Skype frequently fails for those of us who use it on shoddy internet connections like the neighbors wifi or free public access. it’s promise is that it happily connects loved ones from miles away, and when it works it is magical.
@spamandynyc recently discovered it’s joys with here best friend in New Orleans, and for her first experience i told her to establish the callback protocol – who is calling who back if the connection drops. Of course she thought this was geeky and weird, shusshing me as she started her first call – but quickly soon after discovered taht it is in fact very useful.
In reading a book on game theory this morning – I read this very conundrum, only with wire phones and not Skype and that’s when it hit me:
Skype should implement a callback setting for every session – asking the initiating user if they would like to be in charge of callbacks if and when the call drops.
this sets the immediate standard and lets everyone know what is going on from the get-go. In the case of ‘I am calling you and you are not answering and i don’t know what is wrong’ – cause the other user is calling you at the same time and they are being cancelled out – skype will win out in customer understanding.
I know this because on the first drop, I saw @spamandynyc dialing back frantically, and skype responding with an ‘unknown error’ of some sort.
if the girls had known what to expect and what was going on from the beginning – then the whole experience would have been better. @spamandy’s friend would have been notified that her friend was going to be calling back in a matter of seconds – and @spamandynyc would have been told that the call had dropped and asked if she wanted to retry or send a message (something like: I would be calling back, but the dog really needs to go out – i’ll call you later).
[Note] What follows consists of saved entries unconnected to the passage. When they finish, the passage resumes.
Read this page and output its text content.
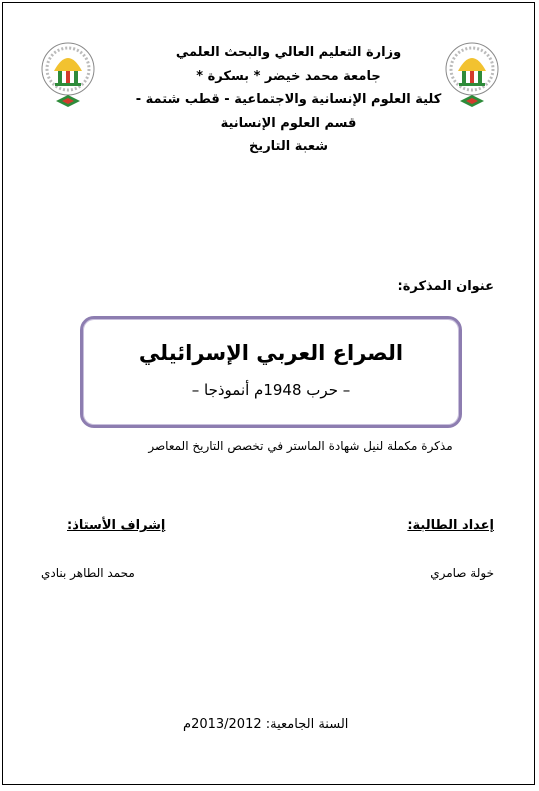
وزارة التعليم العالي والبحث العلمي
جامعة محمد خيضر * بسكرة *
كلية العلوم الإنسانية والاجتماعية - قطب شتمة -
قسم العلوم الإنسانية
شعبة التاريخ
عنوان المذكرة:
الصراع العربي الإسرائيلي
– حرب 1948م أنموذجا –
مذكرة مكملة لنيل شهادة الماستر في تخصص التاريخ المعاصر
إعداد الطالبة:
إشراف الأستاذ:
خولة صامري
محمد الطاهر بنادي
السنة الجامعية: 2013/2012م
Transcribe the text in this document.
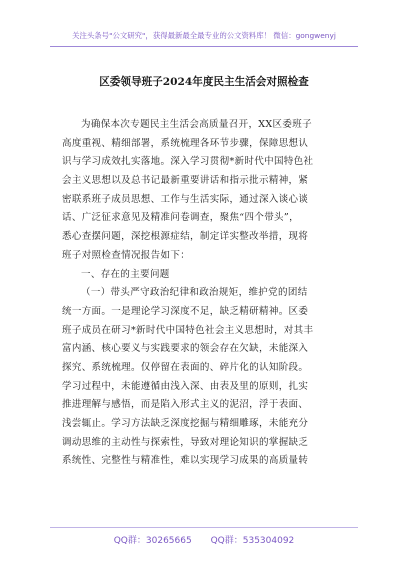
关注头条号"公文研究"，获得最新最全最专业的公文资料库！ 微信：gongwenyj
区委领导班子2024年度民主生活会对照检查
为确保本次专题民主生活会高质量召开，XX区委班子
高度重视、精细部署，系统梳理各环节步骤，保障思想认
识与学习成效扎实落地。深入学习贯彻*新时代中国特色社
会主义思想以及总书记最新重要讲话和指示批示精神，紧
密联系班子成员思想、工作与生活实际，通过深入谈心谈
话、广泛征求意见及精准问卷调查，聚焦“四个带头”，
悉心查摆问题，深挖根源症结，制定详实整改举措，现将
班子对照检查情况报告如下：
一、存在的主要问题
（一）带头严守政治纪律和政治规矩，维护党的团结
统一方面。一是理论学习深度不足，缺乏精研精神。区委
班子成员在研习*新时代中国特色社会主义思想时，对其丰
富内涵、核心要义与实践要求的领会存在欠缺，未能深入
探究、系统梳理。仅停留在表面的、碎片化的认知阶段。
学习过程中，未能遵循由浅入深、由表及里的原则，扎实
推进理解与感悟，而是陷入形式主义的泥沼，浮于表面、
浅尝辄止。学习方法缺乏深度挖掘与精细雕琢，未能充分
调动思维的主动性与探索性，导致对理论知识的掌握缺乏
系统性、完整性与精准性，难以实现学习成果的高质量转
QQ群：30265665 QQ群：535304092
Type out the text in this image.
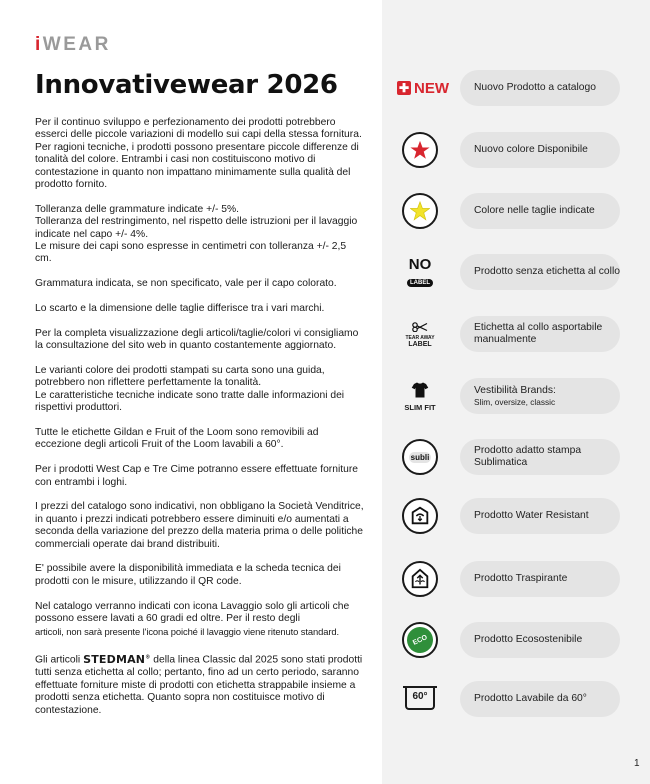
iWEAR
Innovativewear 2026

Per il continuo sviluppo e perfezionamento dei prodotti potrebbero esserci delle piccole variazioni di modello sui capi della stessa fornitura. Per ragioni tecniche, i prodotti possono presentare piccole differenze di tonalità del colore. Entrambi i casi non costituiscono motivo di contestazione in quanto non impattano minimamente sulla qualità del prodotto fornito.

Tolleranza delle grammature indicate +/- 5%.
Tolleranza del restringimento, nel rispetto delle istruzioni per il lavaggio indicate nel capo +/- 4%.
Le misure dei capi sono espresse in centimetri con tolleranza +/- 2,5 cm.

Grammatura indicata, se non specificato, vale per il capo colorato.

Lo scarto e la dimensione delle taglie differisce tra i vari marchi.

Per la completa visualizzazione degli articoli/taglie/colori vi consigliamo la consultazione del sito web in quanto costantemente aggiornato.

Le varianti colore dei prodotti stampati su carta sono una guida, potrebbero non riflettere perfettamente la tonalità.
Le caratteristiche tecniche indicate sono tratte dalle informazioni dei rispettivi produttori.

Tutte le etichette Gildan e Fruit of the Loom sono removibili ad eccezione degli articoli Fruit of the Loom lavabili a 60°.

Per i prodotti West Cap e Tre Cime potranno essere effettuate forniture con entrambi i loghi.

I prezzi del catalogo sono indicativi, non obbligano la Società Venditrice, in quanto i prezzi indicati potrebbero essere diminuiti e/o aumentati a seconda della variazione del prezzo della materia prima o delle politiche commerciali operate dai brand distribuiti.

E' possibile avere la disponibilità immediata e la scheda tecnica dei prodotti con le misure, utilizzando il QR code.

Nel catalogo verranno indicati con icona Lavaggio solo gli articoli che possono essere lavati a 60 gradi ed oltre. Per il resto degli
articoli, non sarà presente l'icona poiché il lavaggio viene ritenuto standard.

Gli articoli STEDMAN® della linea Classic dal 2025 sono stati prodotti tutti senza etichetta al collo; pertanto, fino ad un certo periodo, saranno effettuate forniture miste di prodotti con etichetta strappabile insieme a prodotti senza etichetta. Quanto sopra non costituisce motivo di contestazione.

✚ NEW Nuovo Prodotto a catalogo
Nuovo colore Disponibile
Colore nelle taglie indicate
NO
LABEL
Prodotto senza etichetta al collo
TEAR AWAY
LABEL
Etichetta al collo asportabile manualmente
SLIM FIT
Vestibilità Brands:
Slim, oversize, classic
subli
Prodotto adatto stampa Sublimatica
Prodotto Water Resistant
Prodotto Traspirante
ECO	Prodotto Ecosostenibile
60°	Prodotto Lavabile da 60°
1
I know that for many of the companies that I work for, the fear of a bad user experience leads us to pretend the experience does not exist at all or over complicate. I think that if [realistic] expectations are set in the beginning, and all parties know what could happen, how to identify what did happen, and how to best deal with what happened; the experience as a whole is much better. Even if there was (gasp) a failure.
instead – so many of our applications give us errors like: ‘unknown error #21′ and the average user then blames the tech that they are currently using, and promptly facebooks ’stupid technology x, never again’.